Here’s something that may interest some of you.

On Saturday I spoke at a conference on singleness at Redeemer Presbyterian Church in New York, and the videos are all online if you want to watch them. My session starts (I’ve been told, I think!) around the 40-minute mark in the video labeled “Morning Sessions,” and I was also on a panel with the other speakers in the afternoon.

It was a real joy to finally have the chance to visit Redeemer. I’ve been listening to Tim Keller’s preaching since I was in high school, so it was a huge honor to meet him and Kathy and Brent Bounds the other amazing conference organizers. If any of you are reading this, thank you again for the warm hospitality and the stimulating conversation!

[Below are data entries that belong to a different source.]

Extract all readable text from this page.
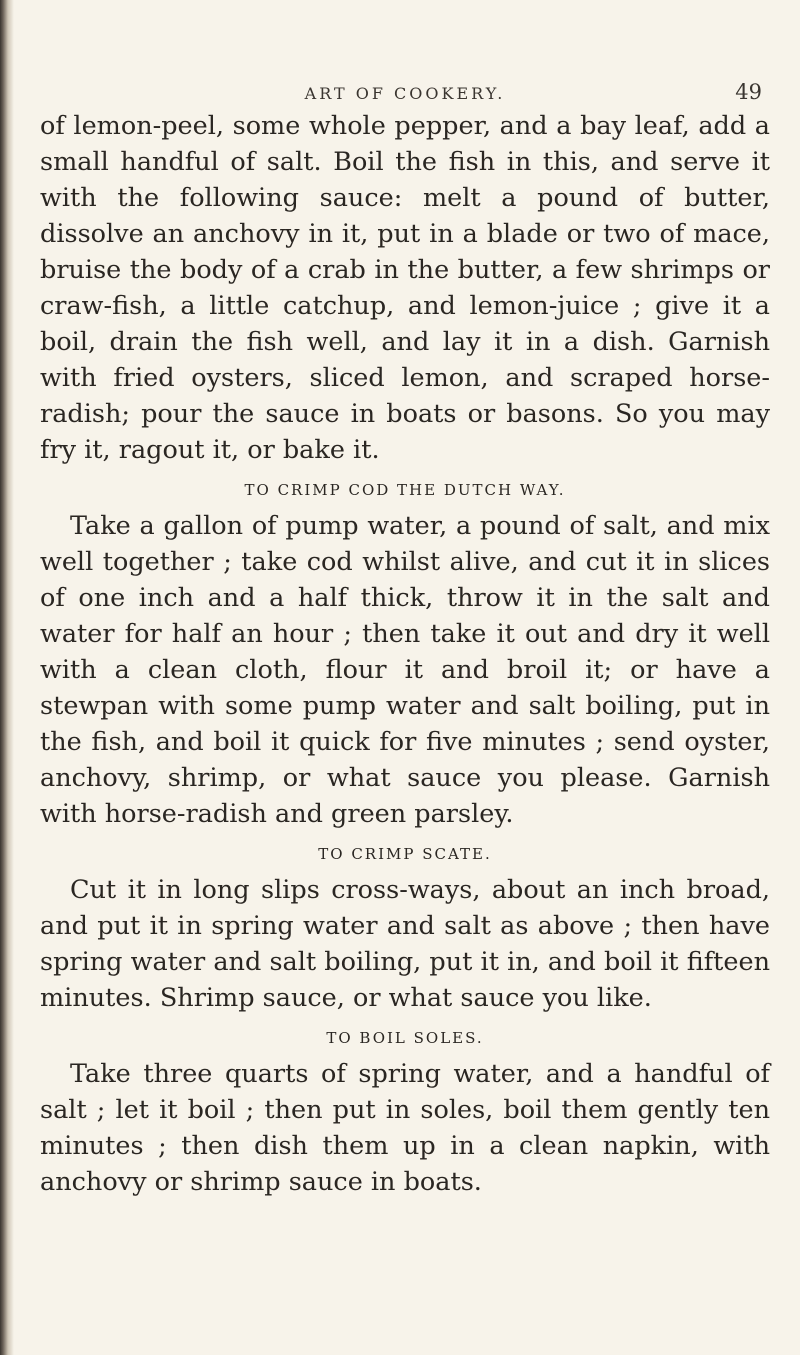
ART OF COOKERY.	49

of lemon-peel, some whole pepper, and a bay leaf, add a small handful of salt. Boil the fish in this, and serve it with the following sauce: melt a pound of butter, dissolve an anchovy in it, put in a blade or two of mace, bruise the body of a crab in the butter, a few shrimps or craw-fish, a little catchup, and lemon-juice ; give it a boil, drain the fish well, and lay it in a dish. Garnish with fried oysters, sliced lemon, and scraped horse-radish; pour the sauce in boats or basons. So you may fry it, ragout it, or bake it.

TO CRIMP COD THE DUTCH WAY.

Take a gallon of pump water, a pound of salt, and mix well together ; take cod whilst alive, and cut it in slices of one inch and a half thick, throw it in the salt and water for half an hour ; then take it out and dry it well with a clean cloth, flour it and broil it; or have a stewpan with some pump water and salt boiling, put in the fish, and boil it quick for five minutes ; send oyster, anchovy, shrimp, or what sauce you please. Garnish with horse-radish and green parsley.

TO CRIMP SCATE.

Cut it in long slips cross-ways, about an inch broad, and put it in spring water and salt as above ; then have spring water and salt boiling, put it in, and boil it fifteen minutes. Shrimp sauce, or what sauce you like.

TO BOIL SOLES.

Take three quarts of spring water, and a handful of salt ; let it boil ; then put in soles, boil them gently ten minutes ; then dish them up in a clean napkin, with anchovy or shrimp sauce in boats.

Shame and the Reflex of Non-Recognition

In the process of doing some research on George Herbert, I stumbled across a passage from Stanley Cavell’s essay on King Lear that I think is relevant to the themes I’ve been pursuing at here at SF. Discussing the character of the Earl of Gloucester, Cavell writes that

if the failure to recognize others is a failure to let others recognize you, a fear of what is revealed to them, an avoidance of their eyes, then it is exactly shame which is the cause of his withholding of recognition [of his bastard son Edmund]…. For shame is the specific discomfort produced by the sense of being looked at, the avoidance of the sight of others is the reflex it produces. Guilt is different; there is the reflex to avoid discovery. As long as no one knows what you have done, you are safe; or your conscience will press you to confess it and accept punishment. Under shame, what must be covered up is not your deed, but yourself. It is a more primitive emotion than guilt, as inescapable as the possession of a body, the first object of shame.

There’s much to ponder here, not least in relation to Lear itself, but I’m especially interested in the generic insight that the result of shame is an inability truly to see others, to offer others recognition. As Cavell puts it later, “recognizing a person depends upon allowing oneself to be recognized.”

This is one of the main reasons that I encourage gay Christians, when they ask me for advice, to come out. It’s not just that the enormous effort it takes to hide your sexuality involves an unhealthy self-focus, a constant policing of speech and actions, which can be profoundly crippling to your spiritual life (if my experience is any indication). It’s also that staying in the closet can cause you to refuse to recognize your gay or lesbian neighbors, all in an effort to stay hidden yourself.